The purpose of riding in an organized group instead of an undisciplined pack is to provide the additional safety that a well-organized group inherently
generates. This comes from within the group, as well as the outside. When a group rides in an orderly fashion, people do not get in each other’s way thereby creating unnecessary hazardous conditions. In addition the organization of the formation itself discourages cars from attempting to cut in, or as demonstrated by the gnu as it tries to cross the croc infested nile, there is safety in numbers.

Riding rules have been adopted by the organization, EVERYONE riding with the organization is expected to follow them. Anyone violating the rules, and compromising everyone else's safety, will be warned, and if their actions continue, will no longer be welcome to ride with the chapter. Members will be subject to fine.

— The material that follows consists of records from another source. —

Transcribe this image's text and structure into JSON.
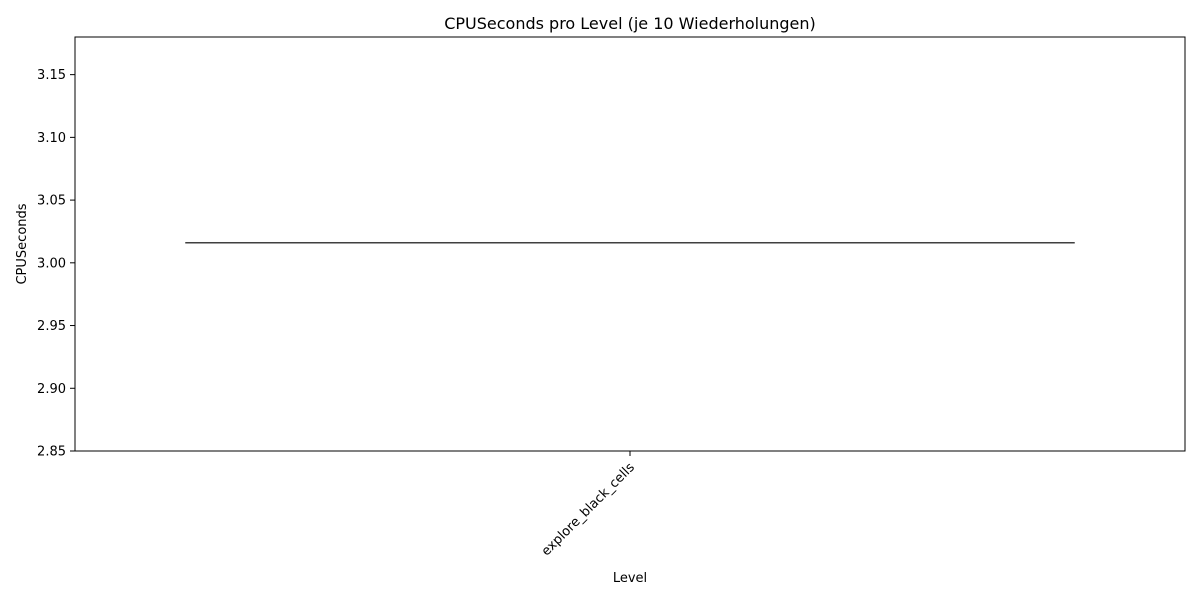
{
  "chart_data": {
    "type": "box",
    "title": "CPUSeconds pro Level (je 10 Wiederholungen)",
    "xlabel": "Level",
    "ylabel": "CPUSeconds",
    "categories": [
      "explore_black_cells"
    ],
    "ylim": [
      2.85,
      3.18
    ],
    "yticks": [
      2.85,
      2.9,
      2.95,
      3.0,
      3.05,
      3.1,
      3.15
    ],
    "ytick_labels": [
      "2.85",
      "2.90",
      "2.95",
      "3.00",
      "3.05",
      "3.10",
      "3.15"
    ],
    "xtick_rotation": 45,
    "grid": false,
    "series": [
      {
        "values": [
          3.016
        ],
        "min": 3.016,
        "q1": 3.016,
        "median": 3.016,
        "q3": 3.016,
        "max": 3.016
      }
    ],
    "colors": {
      "box_line": "#404040",
      "axes": "#000000",
      "background": "#ffffff"
    }
  }
}
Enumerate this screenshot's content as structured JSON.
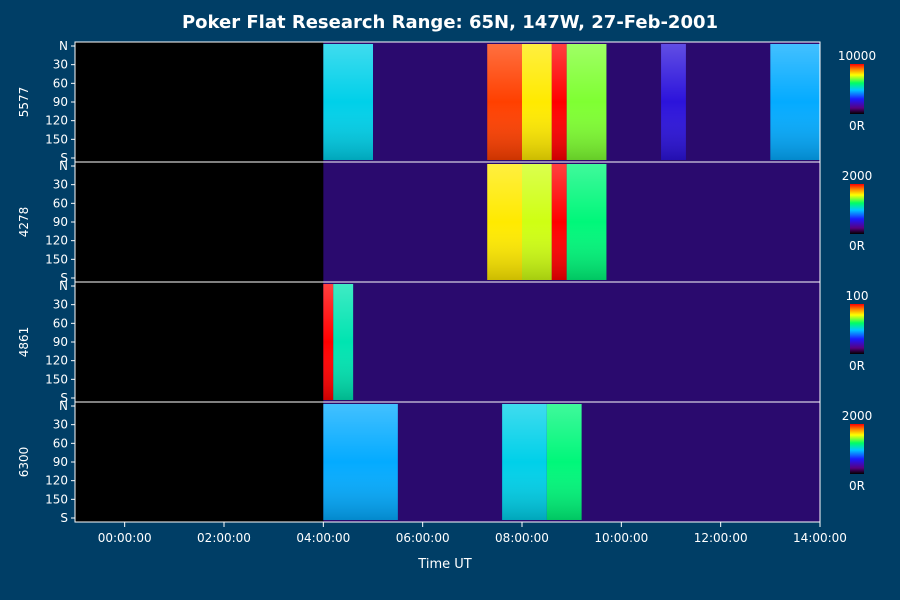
{
  "chart_data": {
    "type": "heatmap",
    "title": "Poker Flat Research Range: 65N, 147W, 27-Feb-2001",
    "xlabel": "Time UT",
    "x_range_hours": [
      -1.0,
      14.0
    ],
    "x_ticks": [
      {
        "hour": 0,
        "label": "00:00:00"
      },
      {
        "hour": 2,
        "label": "02:00:00"
      },
      {
        "hour": 4,
        "label": "04:00:00"
      },
      {
        "hour": 6,
        "label": "06:00:00"
      },
      {
        "hour": 8,
        "label": "08:00:00"
      },
      {
        "hour": 10,
        "label": "10:00:00"
      },
      {
        "hour": 12,
        "label": "12:00:00"
      },
      {
        "hour": 14,
        "label": "14:00:00"
      }
    ],
    "y_ticks": [
      "N",
      "30",
      "60",
      "90",
      "120",
      "150",
      "S"
    ],
    "panels": [
      {
        "wavelength": "5577",
        "scale_max": "10000",
        "scale_min": "0R",
        "features": [
          {
            "start": 4.0,
            "end": 5.0,
            "level": 0.5
          },
          {
            "start": 7.3,
            "end": 8.0,
            "level": 0.95
          },
          {
            "start": 8.0,
            "end": 8.6,
            "level": 0.8
          },
          {
            "start": 8.6,
            "end": 8.9,
            "level": 1.0
          },
          {
            "start": 8.9,
            "end": 9.7,
            "level": 0.7
          },
          {
            "start": 10.8,
            "end": 11.3,
            "level": 0.25
          },
          {
            "start": 13.0,
            "end": 14.0,
            "level": 0.45
          }
        ]
      },
      {
        "wavelength": "4278",
        "scale_max": "2000",
        "scale_min": "0R",
        "features": [
          {
            "start": 7.3,
            "end": 8.0,
            "level": 0.8
          },
          {
            "start": 8.0,
            "end": 8.6,
            "level": 0.75
          },
          {
            "start": 8.6,
            "end": 8.9,
            "level": 1.0
          },
          {
            "start": 8.9,
            "end": 9.7,
            "level": 0.6
          }
        ]
      },
      {
        "wavelength": "4861",
        "scale_max": "100",
        "scale_min": "0R",
        "features": [
          {
            "start": 4.0,
            "end": 4.2,
            "level": 1.0
          },
          {
            "start": 4.2,
            "end": 4.6,
            "level": 0.55
          }
        ]
      },
      {
        "wavelength": "6300",
        "scale_max": "2000",
        "scale_min": "0R",
        "features": [
          {
            "start": 4.0,
            "end": 5.5,
            "level": 0.45
          },
          {
            "start": 7.6,
            "end": 8.5,
            "level": 0.5
          },
          {
            "start": 8.5,
            "end": 9.2,
            "level": 0.6
          }
        ]
      }
    ],
    "grid": false
  }
}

The following rules are compiled from a number of sources. Most organizations that ride in orderly formations follow similar rules. Details may vary from one group to another, sometimes because of a particular style of riding by the group, or sometimes because there are a number of reasonable options, so they chose the one they prefer

•Be considerate - have a full tank BEFORE arriving at the departure point(unless the departure point is a gas station)
•Tell the Road Captains if you have any special concerns, i.e. speed, sharp corners, etc
•Tell the Road Captains if you plan to leave the group before the destination. Also tell the persons riding in front and behind you so they do not think you are having a problem.(particularly if you ride a honda,yamaha,suzuki)
•When a rider leaves the group while in staggered formation, the best way to compensate for the hole made by the absence is for each rider behind the missing bike to switch their lane position.
•Tell the Road Captain if your bike (or bladder) has an unusually short fuel range
•Bring adequate clothing for the weather conditions expected during the day.
•Remember to take some clear eye protection if the ride will extend into the evening.
•When exiting a freeway, keep up the pace so the riders behind you aren't forced to slow down while still on the freeway, thus becoming a traffic hazard.
•The position of new (inexperienced with GROUP riding) riders within the group is significant. New riders should be positioned as close to the front as possible.
•In the unlikely event of an emergency condition, the Road Captain will make every attempt to move the formation to the shoulder in an orderly manner. If a bike breaks down, let the rider move to the right. DO NOT STOP. The Middle or Rear Road Captain will stop with the problem bike. The ride Leader will lead the group to a safe stopping place.